Alzheimer’s disease and related brain disorders are among the most important medical challenges of our time. As people live longer, the number of patients continues to increase, placing enormous pressure on families, healthcare systems, and society. Current treatments provide only limited benefits, and new approaches are urgently needed.
One of the hallmarks of Alzheimer’s disease is the abnormal deposition of the protein Tau. Normally, Tau acts like the trees of a healthy forest, giving stability and structure to nerve cells. But under disease conditions, Tau changes its structure and becomes unstable. Like dry tinder ready to catch fire, misfolded Tau molecules act as sparks that ignite nearby healthy “trees” and ignite new fires. These sparks represent toxic protein clumps (so-called aggregates) that trigger a chain reaction, leading to the larger ‘fires’ of aggregation spreading from cell to cell. The build-up and multiplication of these toxic aggregates over time is thought to be one of the main drivers of dementia.

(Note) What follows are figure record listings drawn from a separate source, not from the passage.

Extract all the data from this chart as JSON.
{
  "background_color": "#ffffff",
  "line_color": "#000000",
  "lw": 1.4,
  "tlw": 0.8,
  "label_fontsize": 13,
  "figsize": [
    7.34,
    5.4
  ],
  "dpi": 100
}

Past therapies mainly focused on removing the large “fires” or plaques in the brain. The results were modest and sometimes harmful, showing that tackling only the big flames is not enough. This project set out to understand how the first sparks appear in the form of small aggregates termed oligomers, how they spread through the forest, and how the brain’s natural “firefighters”, so-called molecular chaperones, try to put them out. By using advanced microscopy in living cells, we aimed to create a new framework for understanding Alzheimer’s disease and to pave the way for safer and more effective therapies.